In tutto, i tedeschi deportarono 8.564 ebrei dall’Italia, dalla Francia occupata dall’Italia e dalle isole di Rodi e Kos, la maggior parte di loro ad Auschwitz-Birkenau. 1.009 ritornarono. Inoltre, i tedeschi fucilarono 196 ebrei in Italia, di cui quasi la metà alle Grotte Ardeatine nel marzo 1944. Altri circa 100 morirono nei campi di transito della polizia o nelle carceri o nella custodia della polizia attraverso l’Italia. Più di 40.000 ebrei sopravvissero all’Olocausto in Italia.
Post guerra
A fine aprile 1945, i partigiani comunisti catturarono e giustiziarono Mussolini e la sua amante, Clara Petacci. Le forze tedesche in Italia si arresero agli Alleati il 2 maggio 1945.
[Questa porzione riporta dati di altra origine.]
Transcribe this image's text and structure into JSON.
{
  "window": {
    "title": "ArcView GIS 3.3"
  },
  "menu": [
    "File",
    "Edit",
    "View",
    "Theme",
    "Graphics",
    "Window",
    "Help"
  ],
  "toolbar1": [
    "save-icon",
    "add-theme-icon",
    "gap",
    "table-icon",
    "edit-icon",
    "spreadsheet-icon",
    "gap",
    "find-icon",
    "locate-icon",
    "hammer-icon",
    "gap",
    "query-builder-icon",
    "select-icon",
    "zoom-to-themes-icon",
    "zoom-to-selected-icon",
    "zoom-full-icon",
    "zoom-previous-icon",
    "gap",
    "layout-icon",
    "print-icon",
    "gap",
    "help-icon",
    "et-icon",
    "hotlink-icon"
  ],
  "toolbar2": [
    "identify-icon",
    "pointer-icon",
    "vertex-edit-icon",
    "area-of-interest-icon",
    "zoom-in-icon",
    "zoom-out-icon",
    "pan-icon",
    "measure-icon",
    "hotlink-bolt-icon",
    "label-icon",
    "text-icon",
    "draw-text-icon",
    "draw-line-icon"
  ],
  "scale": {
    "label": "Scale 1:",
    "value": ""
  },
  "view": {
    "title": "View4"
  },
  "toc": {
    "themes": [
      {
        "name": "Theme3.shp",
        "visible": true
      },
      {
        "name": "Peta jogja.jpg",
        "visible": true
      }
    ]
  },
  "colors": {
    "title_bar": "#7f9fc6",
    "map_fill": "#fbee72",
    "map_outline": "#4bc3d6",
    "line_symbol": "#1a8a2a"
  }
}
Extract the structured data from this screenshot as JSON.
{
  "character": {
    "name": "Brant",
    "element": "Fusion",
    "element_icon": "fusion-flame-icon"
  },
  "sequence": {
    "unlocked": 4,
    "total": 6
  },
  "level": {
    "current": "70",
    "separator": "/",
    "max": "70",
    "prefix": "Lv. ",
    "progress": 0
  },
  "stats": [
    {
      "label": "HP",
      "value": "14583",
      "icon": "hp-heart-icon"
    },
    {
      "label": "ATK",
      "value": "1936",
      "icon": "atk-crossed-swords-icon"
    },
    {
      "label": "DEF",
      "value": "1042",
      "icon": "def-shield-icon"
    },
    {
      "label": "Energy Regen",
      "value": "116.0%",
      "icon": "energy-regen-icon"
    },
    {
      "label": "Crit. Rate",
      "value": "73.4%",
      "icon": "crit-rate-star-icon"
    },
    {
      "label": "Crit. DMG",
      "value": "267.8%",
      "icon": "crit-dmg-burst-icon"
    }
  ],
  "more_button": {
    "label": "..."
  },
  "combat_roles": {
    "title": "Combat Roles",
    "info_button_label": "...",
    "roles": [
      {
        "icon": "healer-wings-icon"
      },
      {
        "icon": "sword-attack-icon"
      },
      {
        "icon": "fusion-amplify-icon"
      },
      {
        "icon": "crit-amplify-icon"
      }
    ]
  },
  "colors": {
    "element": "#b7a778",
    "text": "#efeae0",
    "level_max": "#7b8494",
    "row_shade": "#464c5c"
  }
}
Nonostante alcuni omicidi di vendetta tollerati nell’immediato dopoguerra, le autorità italiane condussero relativamente pochi processi ai collaboratori, anche di quelli che servirono i tedeschi nel regime di Salò.
Solo dalla metà degli anni ’90 le autorità italiane sono state disposte a condurre una manciata di procedimenti contro criminali nazisti, esclusivamente tedeschi e ausiliari di etnia tedesca. Nel 1997, un tribunale italiano ha condannato gli ex ufficiali delle SS Karl Priebke e Karl Hass, condannandoli rispettivamente a quindici e dieci anni di carcere per la loro partecipazione al massacro delle Grotte Ardeatine nel marzo 1944. Più recentemente, nel 2007, le autorità italiane hanno processato Michael Seifert, un tedesco di etnia ucraina dopo la sua estradizione dal Canada, con l’accusa di omicidio perpetrato durante il suo servizio ai tedeschi nel campo di transito della polizia di Bolzano.